Premier Estonien sacré au plus haut niveau, Ott Tanak succède à son ancien et équipier et ami Seb Ogier duquel il dit avoir beaucoup appris. Retour sur le parcours chaotique d'un rallyman venu du froid.
Ott Tanak est né le 15 octobre 1987 à Karla, sur la petite île estonienne de Saaremaa. Son papa Ivar est un rallyman amateur. Il bricole ses autos dans le garage familial avec son fiston, un blondinet très peu bavard mais très vite intéressé par le pilotage.
Ainsi, à 14 ans à peine, il dispute son premier rallysprint chez lui au volant d'une VW Scirocco et sans copilote. Il enchaîne les années suivantes dans le championnat Junior ouvert aux pilotes de moins de 18 ans aux commandes d'une VW Golf puis d'une Clio. Son équipier conduit sur la route en liaisons car il n'a pas de permis de conduire.
Une fois majeur, il passe à la catégorie supérieure, d'abord au volant de Subaru. En 2009, il y a déjà dix ans, il dispute au Portugal sa première épreuve mondiale. Il passe ensuite à la Mitsubishi puis à la Ford Fiesta S2000.
A pied en 2013 avant que Wilson investisse sur lui
Malcolm Wilson est le premier à lui donner sa chance avec un volant officiel Ford en 2012. Mais après de trop nombreuses sorties de route, l'histoire s'arrête et Ott se retrouve à pied en 2013, année où il est totalement absent du WRC.
Aidé par son compatriote devenu ami et manager Markko Martin, le premier Estonien à avoir remporté cinq épreuves du Mondial avant d'arrêter sa carrière suite à un malheureux accident dans lequel son équipier Michael Park perd la vie, Ott rebondit en 2014. Il parvient à trouver du soutien et Malcolm lui donne une seconde chance, moyennant un deal financier. En gros, le Gallois investit personnellement sur la carrière du bouillant Estonien en échange d'un pourcentage sur ses gains futurs.
Masque et tuba après le plongeon au Mexique
Mais la malchance poursuit Ott qui se distingue au Mexique en 2015 en effectuant un plongeon dans un lac où sa Fiesta coule entièrement. Sain et sauf, il revient au parc le lendemain avec un masque et un tuba et repart en Rally2 aux commandes d'une voiture repêchée et séchée par M-Sport en moins de quatre heures ! Qui a dit que Tanak n'avait pas d'humour ?

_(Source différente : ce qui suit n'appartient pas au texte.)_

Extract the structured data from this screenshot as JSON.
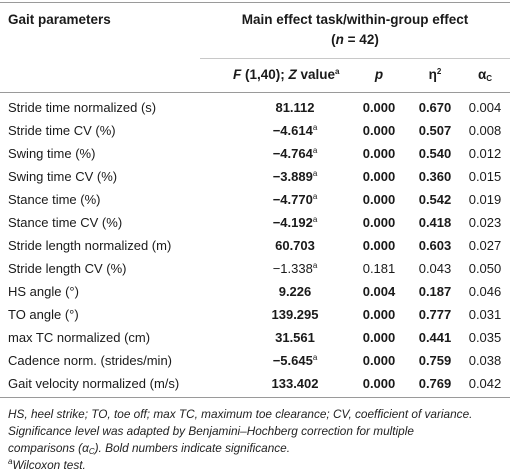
{
  "header": {
    "col1": "Gait parameters",
    "main_effect": "Main effect task/within-group effect",
    "n_label": "(n = 42)",
    "f_label": "F (1,40); Z value",
    "f_sup": "a",
    "p_label": "p",
    "eta_label": "η",
    "eta_sup": "2",
    "alpha_label": "α",
    "alpha_sub": "C"
  },
  "rows": [
    {
      "param": "Stride time normalized (s)",
      "f": "81.112",
      "f_sup": "",
      "f_bold": true,
      "p": "0.000",
      "p_bold": true,
      "eta": "0.670",
      "eta_bold": true,
      "alpha": "0.004"
    },
    {
      "param": "Stride time CV (%)",
      "f": "−4.614",
      "f_sup": "a",
      "f_bold": true,
      "p": "0.000",
      "p_bold": true,
      "eta": "0.507",
      "eta_bold": true,
      "alpha": "0.008"
    },
    {
      "param": "Swing time (%)",
      "f": "−4.764",
      "f_sup": "a",
      "f_bold": true,
      "p": "0.000",
      "p_bold": true,
      "eta": "0.540",
      "eta_bold": true,
      "alpha": "0.012"
    },
    {
      "param": "Swing time CV (%)",
      "f": "−3.889",
      "f_sup": "a",
      "f_bold": true,
      "p": "0.000",
      "p_bold": true,
      "eta": "0.360",
      "eta_bold": true,
      "alpha": "0.015"
    },
    {
      "param": "Stance time (%)",
      "f": "−4.770",
      "f_sup": "a",
      "f_bold": true,
      "p": "0.000",
      "p_bold": true,
      "eta": "0.542",
      "eta_bold": true,
      "alpha": "0.019"
    },
    {
      "param": "Stance time CV (%)",
      "f": "−4.192",
      "f_sup": "a",
      "f_bold": true,
      "p": "0.000",
      "p_bold": true,
      "eta": "0.418",
      "eta_bold": true,
      "alpha": "0.023"
    },
    {
      "param": "Stride length normalized (m)",
      "f": "60.703",
      "f_sup": "",
      "f_bold": true,
      "p": "0.000",
      "p_bold": true,
      "eta": "0.603",
      "eta_bold": true,
      "alpha": "0.027"
    },
    {
      "param": "Stride length CV (%)",
      "f": "−1.338",
      "f_sup": "a",
      "f_bold": false,
      "p": "0.181",
      "p_bold": false,
      "eta": "0.043",
      "eta_bold": false,
      "alpha": "0.050"
    },
    {
      "param": "HS angle (°)",
      "f": "9.226",
      "f_sup": "",
      "f_bold": true,
      "p": "0.004",
      "p_bold": true,
      "eta": "0.187",
      "eta_bold": true,
      "alpha": "0.046"
    },
    {
      "param": "TO angle (°)",
      "f": "139.295",
      "f_sup": "",
      "f_bold": true,
      "p": "0.000",
      "p_bold": true,
      "eta": "0.777",
      "eta_bold": true,
      "alpha": "0.031"
    },
    {
      "param": "max TC normalized (cm)",
      "f": "31.561",
      "f_sup": "",
      "f_bold": true,
      "p": "0.000",
      "p_bold": true,
      "eta": "0.441",
      "eta_bold": true,
      "alpha": "0.035"
    },
    {
      "param": "Cadence norm. (strides/min)",
      "f": "−5.645",
      "f_sup": "a",
      "f_bold": true,
      "p": "0.000",
      "p_bold": true,
      "eta": "0.759",
      "eta_bold": true,
      "alpha": "0.038"
    },
    {
      "param": "Gait velocity normalized (m/s)",
      "f": "133.402",
      "f_sup": "",
      "f_bold": true,
      "p": "0.000",
      "p_bold": true,
      "eta": "0.769",
      "eta_bold": true,
      "alpha": "0.042"
    }
  ],
  "footnotes": {
    "line1": "HS, heel strike; TO, toe off; max TC, maximum toe clearance; CV, coefficient of variance.",
    "line2": "Significance level was adapted by Benjamini–Hochberg correction for multiple",
    "line3_pre": "comparisons (α",
    "line3_sub": "C",
    "line3_post": "). Bold numbers indicate significance.",
    "wilcoxon_sup": "a",
    "wilcoxon": "Wilcoxon test."
  }
}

L'année suivante, il croit détenir enfin sa première victoire en Pologne où il domine l'épreuve avant de crever dans l'ultime spéciale. On se souvient de ces images cruelles d'Ott en pleurs, consolé par le champion Sébastien Ogier qui devient son équipier l'année suivante chez Ford. « J'ai beaucoup appris de lui » avoue Ott.
Première victoire mondiale en Sardaigne 2017
Et c'est là qu'il explose, plus au sens propre, en remportant en Sardaigne sa première victoire mondiale toujours au volant d'une Ford et en donnant du fil à retordre en plusieurs occasions à Ogier. Les deux hommes s'entendent bien, mais Tanak veut devenir champion et ne peut plus accepter d'être numéro 2. Il décide donc d'accepter l'offre de Toyota revenant en Mondial et dont il devient très vite le leader naturel en prenant d'emblée le meilleur sur l'expérimenté Jari-Matti Latvala. Un sacré défi payant très vite. Trouvant son équilibre dans une vie de famille simple avec ses deux enfants, papa Tanak est plus mature, commet beaucoup moins d'erreurs et devient le meilleur performer du championnat. Discret, souvent froid et peu souriant, Ott est un grand sportif. Ainsi, lorsque Julien Ingrassia (l'équipier d'Ogier) oublie malencontreusement son carnet au point-stop d'une spéciale au Mexique, son ami Ott joue au facteur et lui rapporte pour éviter sa mise hors course. Pas question de gagner hors de la piste.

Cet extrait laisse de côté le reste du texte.